SUWANEE - This is the exact moment it sank in for Bob Sphire, when it became crystal clear that he was dealing with football players who had some serious trust issues.
After losing a close 7-on-7 passing league game in a tournament in Hoover, Ala., the new North Gwinnett head coach took his players aside.
"Guys, that one's on me," he told them. "I've been in this game a long time and I've walked off the field a whole lot thinking I was a positive influence in helping coach a team into a win. I may have done my best job there of coaching you into a loss. So I'll take that one."
Then he added: "But hey, it's still a good day. I just got a call from my wife and she got offered a job today that she's going to start Aug. 21. And she called and also said we finally got an offer on our house up in Lexington (Ky.). So I've got that off my back."

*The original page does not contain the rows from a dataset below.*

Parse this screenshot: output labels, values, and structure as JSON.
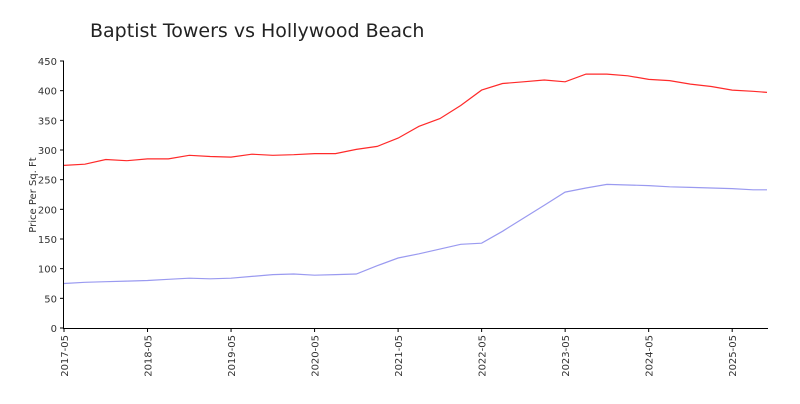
{
  "chart_data": {
    "type": "line",
    "title": "Baptist Towers vs Hollywood Beach",
    "ylabel": "Price Per Sq. Ft",
    "x": [
      "2017-05",
      "2017-08",
      "2017-11",
      "2018-02",
      "2018-05",
      "2018-08",
      "2018-11",
      "2019-02",
      "2019-05",
      "2019-08",
      "2019-11",
      "2020-02",
      "2020-05",
      "2020-08",
      "2020-11",
      "2021-02",
      "2021-05",
      "2021-08",
      "2021-11",
      "2022-02",
      "2022-05",
      "2022-08",
      "2022-11",
      "2023-02",
      "2023-05",
      "2023-08",
      "2023-11",
      "2024-02",
      "2024-05",
      "2024-08",
      "2024-11",
      "2025-02",
      "2025-05",
      "2025-08",
      "2025-10"
    ],
    "series": [
      {
        "color": "#ff2a2a",
        "values": [
          274,
          276,
          284,
          282,
          285,
          285,
          291,
          289,
          288,
          293,
          291,
          292,
          294,
          294,
          301,
          306,
          320,
          340,
          353,
          375,
          401,
          412,
          415,
          418,
          415,
          428,
          428,
          425,
          419,
          417,
          411,
          407,
          401,
          399,
          397
        ]
      },
      {
        "color": "#9a9af0",
        "values": [
          75,
          77,
          78,
          79,
          80,
          82,
          84,
          83,
          84,
          87,
          90,
          91,
          89,
          90,
          91,
          105,
          118,
          125,
          133,
          141,
          143,
          163,
          185,
          207,
          229,
          236,
          242,
          241,
          240,
          238,
          237,
          236,
          235,
          233,
          233
        ]
      }
    ],
    "xlim": [
      "2017-05",
      "2025-10"
    ],
    "xticks": [
      "2017-05",
      "2018-05",
      "2019-05",
      "2020-05",
      "2021-05",
      "2022-05",
      "2023-05",
      "2024-05",
      "2025-05"
    ],
    "ylim": [
      0,
      450
    ],
    "yticks": [
      0,
      50,
      100,
      150,
      200,
      250,
      300,
      350,
      400,
      450
    ]
  }
}
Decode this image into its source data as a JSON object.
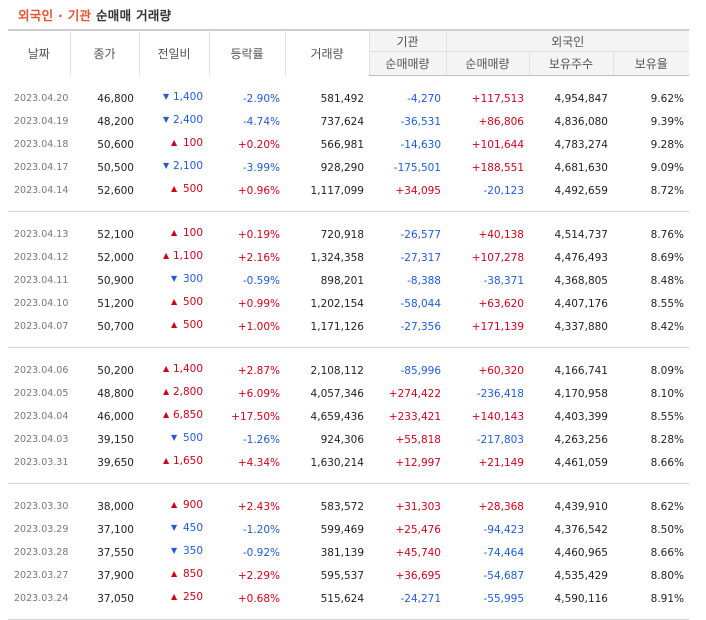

After a few minutes a couple of the older Bulldogs confided in Sphire.
"Coach, when you told us you got a phone call, we thought you were going to tell us that you got a college job," they said.
And there it is.
One simple statement sums up perfectly what the North Gwinnett players were feeling after what they had been through the previous three years.
In 2004, Dennis Roland took over the North Gwinnett program from Tim Hammontree and led the Bulldogs to one of the best seasons in school history. He promptly left to be the head coach at Southeast Louisiana
In 2005, Matt Moore replaced Roland and led the Bulldogs to their second consecutive playoff appearance. He promptly left to be an assistant coach at Troy
So now it's 2006 and the 49-year-old Sphire is North Gwinnett's fourth head coach in four years - meaning the current Bulldog seniors will have gone their entire high school careers without having the same coaching staff for more than 12 months.
Sphire admits that the Bulldogs didn't completely warm to him and his staff from Day 1. Then again, who could blame them?
"Without question, they were very gun shy," said Sphire, who makes his regular-season debut with North on Friday night at Walton. "They really were very gun shy."
But that was six months ago. Now the Bulldogs have gone through spring practice with Sphire and have endured two-a-days in the sizzling August heat. They have had plenty of time to get adjusted, again, to their new head coach.
"Change is good," Sphire said, "and these kids have really experienced a whole lot of positives with these things. The ones that have stayed are really committed to it."
And Sphire is committed to winning.
For the last 15 years the Kentucky native was head coach at Lexington Catholic, where he started the program and led it to 13 straight playoff appearances, including the 2005 Class AAA state title.
His quarterback in 2005, current North Carolina State freshman Justin Burke, threw for a state-record 62 touchdowns passes in leading Lexington Catholic to the title. Burke finished his career with 8,770 passing yards and 120 passing TDs.
So North fans who are used to the Bulldogs throwing it all over the field will see more of the same this season, though Sphire says there are "at least subtle differences" between his offense and the ones that were employed by Roland and Moore.
The Bulldog players and community are also hoping for one major difference between Sphire and the two previous coaches - that he wears the Red and Black for more than just 12 months.
"All I can tell you," he said with a laugh, "is that I was at my last job for 15 years."